Gov. Phil Murphy is intending to announce his plan for the primaries in the next two days.
Ahead of Tuesday’s municipal non-partisan races, Murphy administration officials were considering a plan that would involve sending mail-in ballots to every registered Republican and Democrat in the state while keeping a small number of in-person polling places open for unaffiliated voters and others who wished to cast provisional ballots.
It’s not clear how, if at all, issues seen Tuesday affect that calculus.
Ballot counts in Passaic County and Irvington have been suspended over voter fraud concerns, and returned mail-in ballots have seen delays that may disenfranchise hundreds — or even thousands — of voters.
President Donald Trump continues to be unpopular in the state.
The Eagleton poll pegged his favorability at 31%-59%, while his approval was a slightly less lackluster 37%-63%.
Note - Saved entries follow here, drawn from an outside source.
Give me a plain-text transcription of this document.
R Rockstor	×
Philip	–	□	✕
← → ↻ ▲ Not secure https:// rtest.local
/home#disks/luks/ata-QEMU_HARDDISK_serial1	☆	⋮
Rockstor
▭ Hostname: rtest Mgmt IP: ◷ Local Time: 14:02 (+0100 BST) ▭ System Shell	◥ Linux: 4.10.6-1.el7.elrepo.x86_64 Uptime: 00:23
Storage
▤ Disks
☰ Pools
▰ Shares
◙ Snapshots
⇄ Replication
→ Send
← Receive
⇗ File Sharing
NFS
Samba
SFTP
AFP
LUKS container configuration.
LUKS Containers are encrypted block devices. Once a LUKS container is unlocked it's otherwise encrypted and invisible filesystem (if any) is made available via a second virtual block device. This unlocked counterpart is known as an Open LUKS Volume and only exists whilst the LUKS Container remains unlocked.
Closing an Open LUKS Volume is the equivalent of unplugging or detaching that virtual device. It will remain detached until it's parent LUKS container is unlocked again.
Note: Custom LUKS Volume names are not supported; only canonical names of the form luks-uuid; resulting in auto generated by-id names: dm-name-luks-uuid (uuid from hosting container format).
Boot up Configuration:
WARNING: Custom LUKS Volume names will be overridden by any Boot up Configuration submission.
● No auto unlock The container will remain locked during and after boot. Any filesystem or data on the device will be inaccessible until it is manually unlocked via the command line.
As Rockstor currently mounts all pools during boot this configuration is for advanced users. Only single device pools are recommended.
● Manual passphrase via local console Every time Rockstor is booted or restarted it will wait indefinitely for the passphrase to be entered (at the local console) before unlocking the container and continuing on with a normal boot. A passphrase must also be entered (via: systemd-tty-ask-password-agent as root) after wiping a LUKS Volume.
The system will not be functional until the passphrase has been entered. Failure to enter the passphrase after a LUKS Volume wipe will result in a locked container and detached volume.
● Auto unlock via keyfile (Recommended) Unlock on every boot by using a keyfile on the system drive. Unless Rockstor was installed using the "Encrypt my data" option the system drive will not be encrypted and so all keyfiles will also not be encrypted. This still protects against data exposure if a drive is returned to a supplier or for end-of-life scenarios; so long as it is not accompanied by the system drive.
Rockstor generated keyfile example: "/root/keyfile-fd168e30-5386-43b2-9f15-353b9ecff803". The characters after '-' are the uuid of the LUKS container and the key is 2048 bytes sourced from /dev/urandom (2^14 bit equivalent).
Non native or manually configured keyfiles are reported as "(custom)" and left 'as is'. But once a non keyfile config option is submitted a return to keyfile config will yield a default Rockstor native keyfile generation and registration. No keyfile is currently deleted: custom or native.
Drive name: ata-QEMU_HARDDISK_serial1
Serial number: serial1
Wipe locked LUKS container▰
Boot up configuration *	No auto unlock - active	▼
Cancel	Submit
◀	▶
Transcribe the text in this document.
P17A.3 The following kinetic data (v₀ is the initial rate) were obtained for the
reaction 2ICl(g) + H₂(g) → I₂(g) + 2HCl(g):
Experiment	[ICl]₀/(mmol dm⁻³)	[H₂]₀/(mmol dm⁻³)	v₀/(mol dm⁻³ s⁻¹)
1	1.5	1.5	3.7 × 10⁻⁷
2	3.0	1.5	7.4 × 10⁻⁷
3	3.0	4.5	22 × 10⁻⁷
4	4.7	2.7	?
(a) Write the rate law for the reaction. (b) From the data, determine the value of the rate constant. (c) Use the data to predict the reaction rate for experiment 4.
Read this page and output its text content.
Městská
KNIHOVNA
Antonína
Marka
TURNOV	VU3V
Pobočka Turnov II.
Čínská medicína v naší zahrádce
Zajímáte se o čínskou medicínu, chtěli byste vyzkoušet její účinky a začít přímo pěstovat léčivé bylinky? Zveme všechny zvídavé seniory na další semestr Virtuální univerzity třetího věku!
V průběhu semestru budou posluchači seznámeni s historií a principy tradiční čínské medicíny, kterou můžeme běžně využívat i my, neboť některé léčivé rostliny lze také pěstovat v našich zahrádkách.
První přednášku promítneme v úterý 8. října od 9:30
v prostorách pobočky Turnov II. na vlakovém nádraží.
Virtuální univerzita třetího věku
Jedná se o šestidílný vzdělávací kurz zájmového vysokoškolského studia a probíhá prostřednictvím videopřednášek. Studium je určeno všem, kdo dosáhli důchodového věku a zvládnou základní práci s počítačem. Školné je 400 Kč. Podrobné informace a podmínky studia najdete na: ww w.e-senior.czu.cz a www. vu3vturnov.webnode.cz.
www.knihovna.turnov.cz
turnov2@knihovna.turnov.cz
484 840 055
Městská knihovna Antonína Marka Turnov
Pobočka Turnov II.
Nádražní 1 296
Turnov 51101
Former Vice President Joe Biden scored slightly better, earning 45%-37% favorability score.
Biden leads Trump 56%-33% in a projected head to head matchup in the state.
“Partisans take familiar sides with these 2020 candidates, while those politically in the middle are more torn,” Koning said. “While independents go for Biden in a head-to-head with Trump by double digits, their personal impressions of the two men are similar. Independents give both Biden and Trump net negative ratings when it comes to favorability, with the former garnering more uncertainty and the latter slightly more unfavorable impressions.”